In the context of cosmology, space is commonly described as potentially having a global curvature that can be positive, zero, or negative. A common way that textbooks describe positive curvature is by saying that one example of a 3D space with positive curvature would be the 'surface' of a 3-sphere. In the process of trying to understand this in more detail, I ran into the common question of whether a universe with global positive curvature, if we assumed the curvature was homogeneous on large scales, would need to imply the existence of a fourth spatial dimension for the universe to curve 'into' and from all the answers I have seen, it seems the answer is 'no' - that what we are measuring is the *intrinsic* curvature of space and that it does not imply that there would **have** to be *extrinsic* curvature into an additional dimension (but please correct me if I am wrong!).

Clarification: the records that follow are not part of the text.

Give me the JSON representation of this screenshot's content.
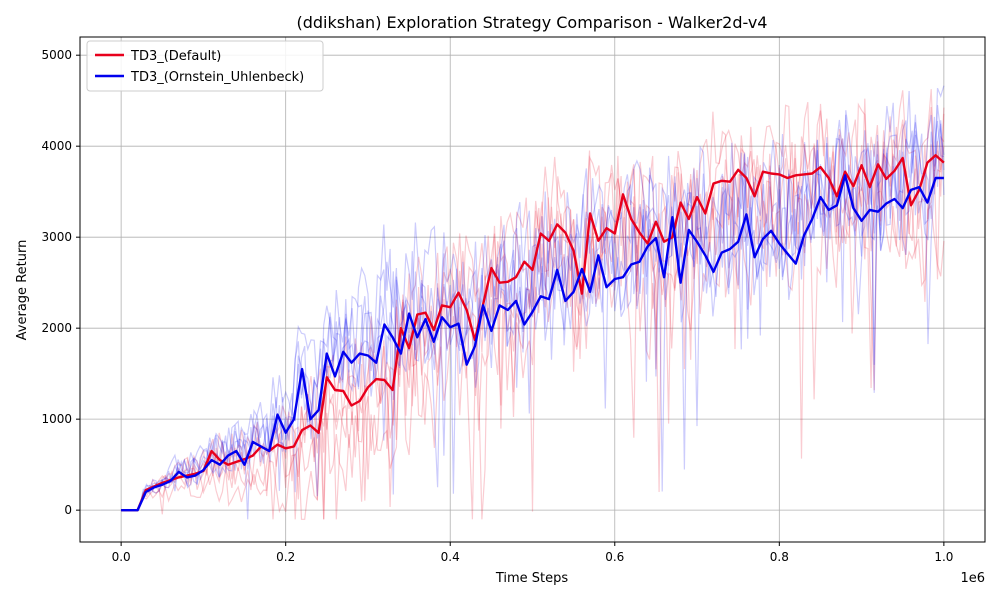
{
  "chart_data": {
    "type": "line",
    "title": "(ddikshan) Exploration Strategy Comparison - Walker2d-v4",
    "xlabel": "Time Steps",
    "ylabel": "Average Return",
    "x_offset_label": "1e6",
    "xlim": [
      -0.05,
      1.05
    ],
    "ylim": [
      -350,
      5200
    ],
    "x_ticks": [
      0.0,
      0.2,
      0.4,
      0.6,
      0.8,
      1.0
    ],
    "x_tick_labels": [
      "0.0",
      "0.2",
      "0.4",
      "0.6",
      "0.8",
      "1.0"
    ],
    "y_ticks": [
      0,
      1000,
      2000,
      3000,
      4000,
      5000
    ],
    "y_tick_labels": [
      "0",
      "1000",
      "2000",
      "3000",
      "4000",
      "5000"
    ],
    "grid": true,
    "legend_position": "top-left",
    "series": [
      {
        "name": "TD3_(Default)",
        "color": "#e8001c",
        "x": [
          0.0,
          0.02,
          0.03,
          0.04,
          0.05,
          0.06,
          0.07,
          0.08,
          0.09,
          0.1,
          0.11,
          0.12,
          0.13,
          0.14,
          0.15,
          0.16,
          0.17,
          0.18,
          0.19,
          0.2,
          0.21,
          0.22,
          0.23,
          0.24,
          0.25,
          0.26,
          0.27,
          0.28,
          0.29,
          0.3,
          0.31,
          0.32,
          0.33,
          0.34,
          0.35,
          0.36,
          0.37,
          0.38,
          0.39,
          0.4,
          0.41,
          0.42,
          0.43,
          0.44,
          0.45,
          0.46,
          0.47,
          0.48,
          0.49,
          0.5,
          0.51,
          0.52,
          0.53,
          0.54,
          0.55,
          0.56,
          0.57,
          0.58,
          0.59,
          0.6,
          0.61,
          0.62,
          0.63,
          0.64,
          0.65,
          0.66,
          0.67,
          0.68,
          0.69,
          0.7,
          0.71,
          0.72,
          0.73,
          0.74,
          0.75,
          0.76,
          0.77,
          0.78,
          0.79,
          0.8,
          0.81,
          0.82,
          0.83,
          0.84,
          0.85,
          0.86,
          0.87,
          0.88,
          0.89,
          0.9,
          0.91,
          0.92,
          0.93,
          0.94,
          0.95,
          0.96,
          0.97,
          0.98,
          0.99,
          1.0
        ],
        "y": [
          0,
          0,
          220,
          260,
          300,
          330,
          360,
          380,
          400,
          430,
          650,
          550,
          500,
          530,
          560,
          600,
          700,
          650,
          720,
          680,
          700,
          880,
          930,
          850,
          1460,
          1320,
          1310,
          1150,
          1200,
          1350,
          1440,
          1430,
          1320,
          2000,
          1780,
          2150,
          2170,
          1980,
          2250,
          2230,
          2390,
          2200,
          1870,
          2260,
          2660,
          2500,
          2510,
          2560,
          2730,
          2640,
          3040,
          2960,
          3140,
          3050,
          2850,
          2380,
          3260,
          2960,
          3100,
          3040,
          3470,
          3200,
          3050,
          2930,
          3170,
          2950,
          3000,
          3380,
          3200,
          3440,
          3260,
          3590,
          3620,
          3610,
          3740,
          3650,
          3450,
          3720,
          3700,
          3690,
          3650,
          3680,
          3690,
          3700,
          3770,
          3650,
          3450,
          3720,
          3560,
          3790,
          3550,
          3800,
          3640,
          3730,
          3870,
          3350,
          3520,
          3820,
          3900,
          3820
        ]
      },
      {
        "name": "TD3_(Ornstein_Uhlenbeck)",
        "color": "#0000ee",
        "x": [
          0.0,
          0.02,
          0.03,
          0.04,
          0.05,
          0.06,
          0.07,
          0.08,
          0.09,
          0.1,
          0.11,
          0.12,
          0.13,
          0.14,
          0.15,
          0.16,
          0.17,
          0.18,
          0.19,
          0.2,
          0.21,
          0.22,
          0.23,
          0.24,
          0.25,
          0.26,
          0.27,
          0.28,
          0.29,
          0.3,
          0.31,
          0.32,
          0.33,
          0.34,
          0.35,
          0.36,
          0.37,
          0.38,
          0.39,
          0.4,
          0.41,
          0.42,
          0.43,
          0.44,
          0.45,
          0.46,
          0.47,
          0.48,
          0.49,
          0.5,
          0.51,
          0.52,
          0.53,
          0.54,
          0.55,
          0.56,
          0.57,
          0.58,
          0.59,
          0.6,
          0.61,
          0.62,
          0.63,
          0.64,
          0.65,
          0.66,
          0.67,
          0.68,
          0.69,
          0.7,
          0.71,
          0.72,
          0.73,
          0.74,
          0.75,
          0.76,
          0.77,
          0.78,
          0.79,
          0.8,
          0.81,
          0.82,
          0.83,
          0.84,
          0.85,
          0.86,
          0.87,
          0.88,
          0.89,
          0.9,
          0.91,
          0.92,
          0.93,
          0.94,
          0.95,
          0.96,
          0.97,
          0.98,
          0.99,
          1.0
        ],
        "y": [
          0,
          0,
          200,
          250,
          280,
          320,
          420,
          360,
          380,
          440,
          550,
          500,
          600,
          650,
          500,
          750,
          700,
          650,
          1050,
          850,
          1000,
          1550,
          1000,
          1100,
          1720,
          1470,
          1740,
          1620,
          1720,
          1700,
          1620,
          2040,
          1900,
          1720,
          2160,
          1900,
          2100,
          1850,
          2120,
          2010,
          2050,
          1600,
          1800,
          2250,
          1970,
          2250,
          2200,
          2300,
          2040,
          2180,
          2350,
          2320,
          2640,
          2300,
          2400,
          2650,
          2400,
          2800,
          2450,
          2540,
          2560,
          2700,
          2730,
          2900,
          2990,
          2560,
          3220,
          2500,
          3080,
          2950,
          2800,
          2620,
          2830,
          2870,
          2950,
          3250,
          2780,
          2980,
          3070,
          2930,
          2820,
          2710,
          3020,
          3200,
          3440,
          3300,
          3350,
          3680,
          3320,
          3180,
          3300,
          3280,
          3370,
          3420,
          3320,
          3520,
          3550,
          3380,
          3650,
          3650
        ]
      }
    ]
  }
}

What I don't quite understand is the following: if we consider a 2D universe in which inhabitants measured positive curvature that was consistent with what would be measured if their 2D universe lived on top of a 2-sphere, and also noticed that their universe was finite and had no boundaries (such that they could travel around their universe in a 'straight line' and come back to the starting point), could they not prove that there *had* to be a third dimension? In other words, are there 2D manifolds that would have these properties that do not require a third dimension and do not have *extrinsic* curvature? (all the examples of closed 2D manifolds I have found are defined on a 3D surface - sphere, torus, Klein bottle)

If the inhabitants of this 2D universe determined that there had to be a third dimension to make sense of the observed intrinsic curvature and boundary properties of their universe, why would it not also be the case that a 3D finite/closed universe with positive curvature require a fourth dimension? Could one explain a finite 3D universe with positive intrinsic curvature where you can travel in one direction and travel along a 'straight line' and come back to your starting point without a fourth dimension?